In this study, we tackle the challenging task of predicting secondary structures from protein primary sequences, a pivotal initial stride towards predicting tertiary structures, while yielding crucial insights into protein activity, relationships, and functions. Existing methods often utilize extensive sets of unlabeled amino acid sequences. However, these approaches neither explicitly capture nor harness the accessible protein 3D structural data, which is recognized as a decisive factor in dictating protein functions. To address this, we utilize protein residue graphs and introduce various forms of sequential or structural connections to capture enhanced spatial information. We adeptly combine Graph Neural Networks (GNNs) and Language Models (LMs), specifically utilizing a pre-trained transformer-based protein language model to encode amino acid sequences and employing message-passing mechanisms like GCN and R-GCN to capture geometric characteristics of protein structures. Employing convolution within a specific node's nearby region, including relations, we stack multiple convolutional layers to efficiently learn combined insights from the protein's spatial graph, revealing intricate interconnections and dependencies in its structural arrangement. To assess our model's performance, we employed the training dataset provided by NetSurfP-2.0, which outlines secondary structure in 3-and 8-states. Extensive experiments show that our proposed model, SSRGNet surpasses the baseline on f1-scores.

Paper Structure

This paper contains 32 sections, 11 equations, 5 figures, 5 tables.

Figures (5)

  • Figure 1: Graph Representation of Protein Sequence: The figure illustrates the hierarchical levels of protein structures, ranging from the primary amino acid sequence to secondary, tertiary, and quaternary structures. The primary sequence is then transformed into a protein graph, where amino acids are represented as nodes and edges capture different relationships: R1 (sequential relationship) with $E_{R1}$=1 shown in blue and with $E_{R1}$=-1 in yellow, R2 (spatial proximity) in red, and R3 (local environment) in green.
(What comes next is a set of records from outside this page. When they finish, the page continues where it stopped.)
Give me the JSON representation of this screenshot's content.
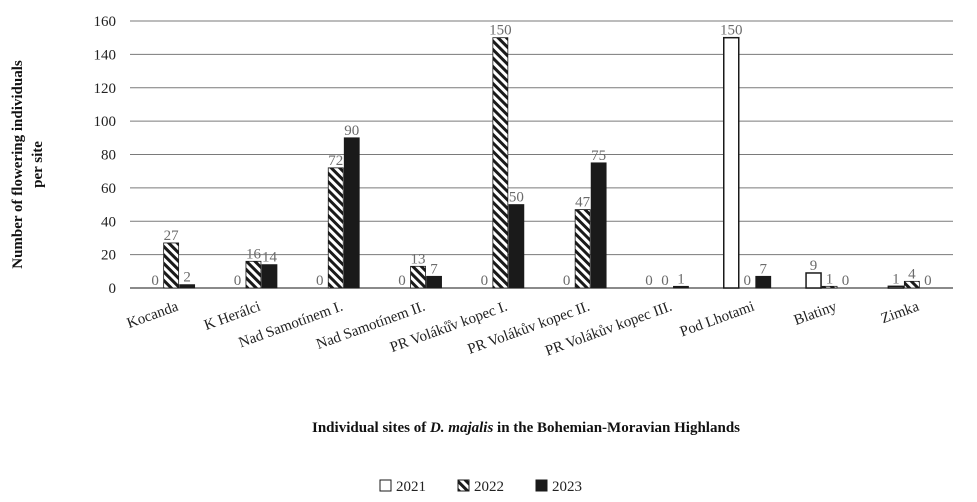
{
  "chart_data": {
    "type": "bar",
    "title": "",
    "xlabel_parts": [
      {
        "text": "Individual sites of ",
        "italic": false
      },
      {
        "text": "D. majalis",
        "italic": true
      },
      {
        "text": " in the Bohemian-Moravian Highlands",
        "italic": false
      }
    ],
    "ylabel_lines": [
      "Number of flowering individuals",
      "per site"
    ],
    "ylim": [
      0,
      160
    ],
    "yticks": [
      0,
      20,
      40,
      60,
      80,
      100,
      120,
      140,
      160
    ],
    "grid": true,
    "legend_position": "bottom-center",
    "categories": [
      "Kocanda",
      "K Herálci",
      "Nad Samotínem I.",
      "Nad Samotínem II.",
      "PR Voláků̊v kopec I.",
      "PR Volákův kopec II.",
      "PR Volákův kopec III.",
      "Pod Lhotami",
      "Blatiny",
      "Zimka"
    ],
    "series": [
      {
        "name": "2021",
        "values": [
          0,
          0,
          0,
          0,
          0,
          0,
          0,
          150,
          9,
          1
        ],
        "labels": [
          "0",
          "0",
          "0",
          "0",
          "0",
          "0",
          "0",
          "150",
          "9",
          "1"
        ],
        "style": "white",
        "color": "#ffffff"
      },
      {
        "name": "2022",
        "values": [
          27,
          16,
          72,
          13,
          150,
          47,
          0,
          0,
          1,
          4
        ],
        "labels": [
          "27",
          "16",
          "72",
          "13",
          "150",
          "47",
          "0",
          "0",
          "1",
          "4"
        ],
        "style": "hatch",
        "color": "#1a1a1a"
      },
      {
        "name": "2023",
        "values": [
          2,
          14,
          90,
          7,
          50,
          75,
          1,
          7,
          0,
          0
        ],
        "labels": [
          "2",
          "14",
          "90",
          "7",
          "50",
          "75",
          "1",
          "7",
          "0",
          "0"
        ],
        "style": "solid",
        "color": "#1a1a1a"
      }
    ]
  }
}
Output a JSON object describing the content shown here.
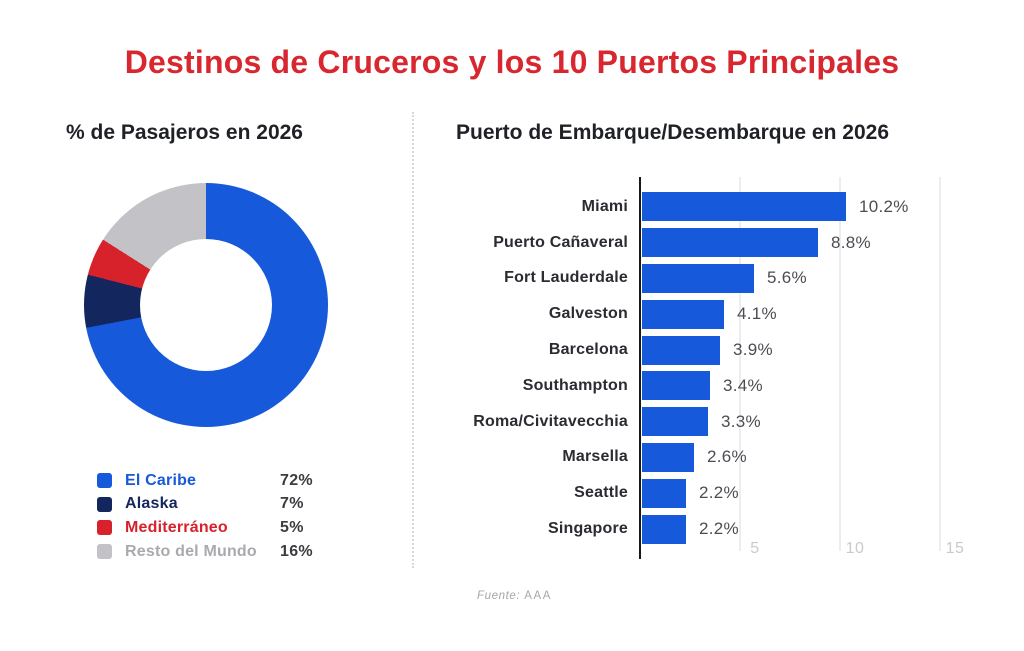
{
  "title": "Destinos de Cruceros y los 10 Puertos Principales",
  "panels": {
    "donut": {
      "subtitle": "% de Pasajeros en 2026"
    },
    "bars": {
      "subtitle": "Puerto de Embarque/Desembarque en 2026"
    }
  },
  "legend": [
    {
      "label": "El Caribe",
      "value": "72%",
      "swatch_color": "#1659DA",
      "label_color": "#1659DA"
    },
    {
      "label": "Alaska",
      "value": "7%",
      "swatch_color": "#14265E",
      "label_color": "#14265E"
    },
    {
      "label": "Mediterráneo",
      "value": "5%",
      "swatch_color": "#D7222C",
      "label_color": "#D7222C"
    },
    {
      "label": "Resto del Mundo",
      "value": "16%",
      "swatch_color": "#C3C3C7",
      "label_color": "#A9AAAE"
    }
  ],
  "footer": {
    "source_label": "Fuente:",
    "source_value": "AAA"
  },
  "chart_data": [
    {
      "type": "pie",
      "subtype": "donut",
      "title": "% de Pasajeros en 2026",
      "labels": [
        "El Caribe",
        "Alaska",
        "Mediterráneo",
        "Resto del Mundo"
      ],
      "values": [
        72,
        7,
        5,
        16
      ],
      "unit": "%",
      "colors": [
        "#1659DA",
        "#14265E",
        "#D7222C",
        "#C3C3C7"
      ],
      "start_angle_deg": 0,
      "direction": "clockwise",
      "hole_ratio": 0.54,
      "legend_position": "bottom-left"
    },
    {
      "type": "bar",
      "orientation": "horizontal",
      "title": "Puerto de Embarque/Desembarque en 2026",
      "categories": [
        "Miami",
        "Puerto Cañaveral",
        "Fort Lauderdale",
        "Galveston",
        "Barcelona",
        "Southampton",
        "Roma/Civitavecchia",
        "Marsella",
        "Seattle",
        "Singapore"
      ],
      "values": [
        10.2,
        8.8,
        5.6,
        4.1,
        3.9,
        3.4,
        3.3,
        2.6,
        2.2,
        2.2
      ],
      "value_suffix": "%",
      "xlim": [
        0,
        16
      ],
      "xticks": [
        5,
        10,
        15
      ],
      "bar_color": "#1659DA",
      "grid": true,
      "legend": "none"
    }
  ],
  "colors": {
    "title_red": "#D8272E",
    "text_dark": "#1F2126",
    "brand_blue": "#1659DA",
    "navy": "#14265E",
    "red": "#D7222C",
    "gray": "#C3C3C7",
    "axis": "#17181A",
    "gridline": "#EDEDEF",
    "tick_label": "#C9CACD",
    "source_text": "#A6A7AB"
  }
}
This graph-based representation enables structured learning of protein properties using a Relational Graph Convolutional Network (RGCN).
  • Figure 2: SSRGNet Model Overview: The diagram illustrates the SSRGNet model, which combines a DistilProtBert model, and an R-GCN (Relational Graph Convolution Network) model. The amino acid sequence is converted into a graph representation featuring three types of edges, as shown at the bottom, and passed into the respective encoders. Features obtained for the amino acid and the protein graph are finally fused together to predict the three-state and eight-state secondary structure of the protein.
  • Figure 3: Comparative Architectural Schemes of Fusion Techniques. The diagram illustrates three distinct methodologies: (a) Series Fusion, where components process information sequentially (element-wise addition); (b) Parallel Fusion, where outputs are concatenated along the last dimension, and (c) Cross Fusion, characterized by intertwined (multi-head attention) processing layers.
  • Figure 4: Confusion matrices for SSRGNet on different datasets for eight-state prediction.
  • Figure 5: Results for the Ablation Study on different evaluation metrics. Comparison of Loss, Accuracy and F1-scores for different fusion methods on various datasets.